For several decades Lina Lalandi was a force in music. When I first came across her in the fifties she was a harpsichordist. She had a mass of black hair, very handsome, elegant, a ball of fire even if her playing wasn't very good. At that time she would take the little recital room in the Festival Hall building. She also demonstrated for Hugh Gough. By a quirk of fate, the two best makers of harpsichord makers lived in the same London street, Pont, and their names were Tom Goff and Hugh Gough. Both were upper-classsuper amateurs; I remember that Hugh could not pronounce his r's "Play the Wameau Pwelude" he would say to Lina.

In 1963 she organised her first Oxford Bach Festival, choosing that town because she had recruited the Professor of Music there, Sir Jack Westrup. Lina had big ideas: her first festival president was Albert Schweitzer; when he died Igor Stravinsky took over;  and when he died Leonard Bernstein replaced him.

William Glock once said that his aim was to programmemusic that people might like 'next year'. With Lina it was music they might like 'next decade'. She put Olivier Messiaen on at Oxford before he became famous and the takings were £27. She gradually moved her festival to London and elsewhere, putting on music by Varèse, Berio and her countrymen Skalkottas and Xenakis. She put on Wameau operas (with something like authentic costumes and dances). She got Stravinsky to conduct his Symphony of Psalms.

But the box office receipts rarely made ends meet. Her long suffering banker husband, Ralph Emery could not persuadeher to cut her cloth etc. Events thinned and finally stopped altogether.
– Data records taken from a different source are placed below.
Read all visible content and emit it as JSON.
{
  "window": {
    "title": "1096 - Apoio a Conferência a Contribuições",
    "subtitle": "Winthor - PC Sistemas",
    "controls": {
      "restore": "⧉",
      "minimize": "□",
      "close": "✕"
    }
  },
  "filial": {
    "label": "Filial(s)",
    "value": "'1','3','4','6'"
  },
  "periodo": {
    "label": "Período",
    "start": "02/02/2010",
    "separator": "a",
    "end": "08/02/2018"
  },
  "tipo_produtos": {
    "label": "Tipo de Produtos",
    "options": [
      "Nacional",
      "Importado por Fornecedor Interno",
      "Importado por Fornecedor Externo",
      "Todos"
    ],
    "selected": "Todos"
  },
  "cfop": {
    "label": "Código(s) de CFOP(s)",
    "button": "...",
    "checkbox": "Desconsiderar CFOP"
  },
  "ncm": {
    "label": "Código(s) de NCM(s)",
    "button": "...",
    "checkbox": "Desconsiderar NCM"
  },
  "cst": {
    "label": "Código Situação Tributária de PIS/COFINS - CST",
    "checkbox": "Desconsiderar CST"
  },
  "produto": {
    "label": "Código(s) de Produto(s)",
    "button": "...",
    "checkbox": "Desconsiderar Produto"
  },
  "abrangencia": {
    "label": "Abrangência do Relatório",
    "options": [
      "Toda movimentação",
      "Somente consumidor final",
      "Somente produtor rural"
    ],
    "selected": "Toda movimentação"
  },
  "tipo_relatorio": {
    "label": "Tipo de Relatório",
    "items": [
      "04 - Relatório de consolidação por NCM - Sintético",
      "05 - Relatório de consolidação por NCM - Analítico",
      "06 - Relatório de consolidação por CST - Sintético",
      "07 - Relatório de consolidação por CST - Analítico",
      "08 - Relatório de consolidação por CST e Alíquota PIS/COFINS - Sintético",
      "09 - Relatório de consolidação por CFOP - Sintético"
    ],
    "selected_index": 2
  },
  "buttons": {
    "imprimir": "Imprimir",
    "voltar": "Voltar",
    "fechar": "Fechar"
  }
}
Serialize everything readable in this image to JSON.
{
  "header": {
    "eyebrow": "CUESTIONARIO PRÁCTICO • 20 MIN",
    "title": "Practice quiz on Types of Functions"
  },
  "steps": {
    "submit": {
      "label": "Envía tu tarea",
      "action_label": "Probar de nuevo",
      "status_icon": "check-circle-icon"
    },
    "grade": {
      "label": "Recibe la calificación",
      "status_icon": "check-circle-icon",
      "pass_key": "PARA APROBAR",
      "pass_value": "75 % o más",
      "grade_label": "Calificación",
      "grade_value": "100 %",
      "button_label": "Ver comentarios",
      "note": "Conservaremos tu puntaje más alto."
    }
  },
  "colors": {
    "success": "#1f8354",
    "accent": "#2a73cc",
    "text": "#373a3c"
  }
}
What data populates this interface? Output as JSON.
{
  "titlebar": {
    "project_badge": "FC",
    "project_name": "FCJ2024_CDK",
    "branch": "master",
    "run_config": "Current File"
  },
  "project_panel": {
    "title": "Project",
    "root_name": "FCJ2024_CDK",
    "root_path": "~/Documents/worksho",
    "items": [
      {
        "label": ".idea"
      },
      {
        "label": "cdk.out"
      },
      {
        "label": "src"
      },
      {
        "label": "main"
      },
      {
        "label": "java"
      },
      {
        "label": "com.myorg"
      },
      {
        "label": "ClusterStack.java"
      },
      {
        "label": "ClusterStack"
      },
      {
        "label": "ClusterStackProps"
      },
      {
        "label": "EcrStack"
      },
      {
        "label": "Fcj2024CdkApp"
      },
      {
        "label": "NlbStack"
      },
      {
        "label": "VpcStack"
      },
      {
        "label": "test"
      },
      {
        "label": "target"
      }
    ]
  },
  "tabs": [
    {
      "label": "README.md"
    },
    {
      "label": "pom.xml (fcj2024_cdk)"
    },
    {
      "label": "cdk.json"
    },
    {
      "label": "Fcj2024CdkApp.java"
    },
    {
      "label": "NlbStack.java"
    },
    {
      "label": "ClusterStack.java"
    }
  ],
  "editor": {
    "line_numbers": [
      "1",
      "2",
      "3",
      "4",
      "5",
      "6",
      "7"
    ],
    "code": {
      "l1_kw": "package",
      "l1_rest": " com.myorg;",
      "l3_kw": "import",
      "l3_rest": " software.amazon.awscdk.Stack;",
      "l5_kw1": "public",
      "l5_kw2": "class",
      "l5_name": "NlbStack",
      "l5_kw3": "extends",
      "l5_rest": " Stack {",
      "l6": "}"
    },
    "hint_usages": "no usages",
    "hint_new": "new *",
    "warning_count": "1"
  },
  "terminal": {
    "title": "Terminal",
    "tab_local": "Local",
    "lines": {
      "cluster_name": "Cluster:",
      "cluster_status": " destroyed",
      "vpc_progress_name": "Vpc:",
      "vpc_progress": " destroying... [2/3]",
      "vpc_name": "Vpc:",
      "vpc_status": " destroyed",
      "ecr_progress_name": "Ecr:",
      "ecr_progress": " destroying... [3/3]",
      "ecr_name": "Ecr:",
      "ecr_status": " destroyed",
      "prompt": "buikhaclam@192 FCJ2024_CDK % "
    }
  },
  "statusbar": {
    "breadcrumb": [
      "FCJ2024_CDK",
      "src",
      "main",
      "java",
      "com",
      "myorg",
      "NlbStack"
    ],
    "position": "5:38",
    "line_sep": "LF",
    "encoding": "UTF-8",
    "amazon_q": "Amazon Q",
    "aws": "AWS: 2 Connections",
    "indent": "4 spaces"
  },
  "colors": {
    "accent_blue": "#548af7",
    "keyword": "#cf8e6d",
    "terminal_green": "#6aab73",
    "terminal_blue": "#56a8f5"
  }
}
But no doubt she thought it was all worthwhile.

The trouble with Lina was that she had always got money and artists to pay and play by persuasion; but she didn't just persuade, she badgered, she nagged; a phone call from Lina could last a whole morning. She was relentless.

Banks, sponsors, supporters gradually gave up. She had been made OBE in 1975. I tried to get her a higher honour, for her to be made an honorary member of the Royal Philharmonic Society. No good, everybody remembered the nagging and bullying phone calls.

It was sad because her intentions were of the best; her taste was impeccable, and her achievements considerable and important.

Lina died June 8 this year, aged 91.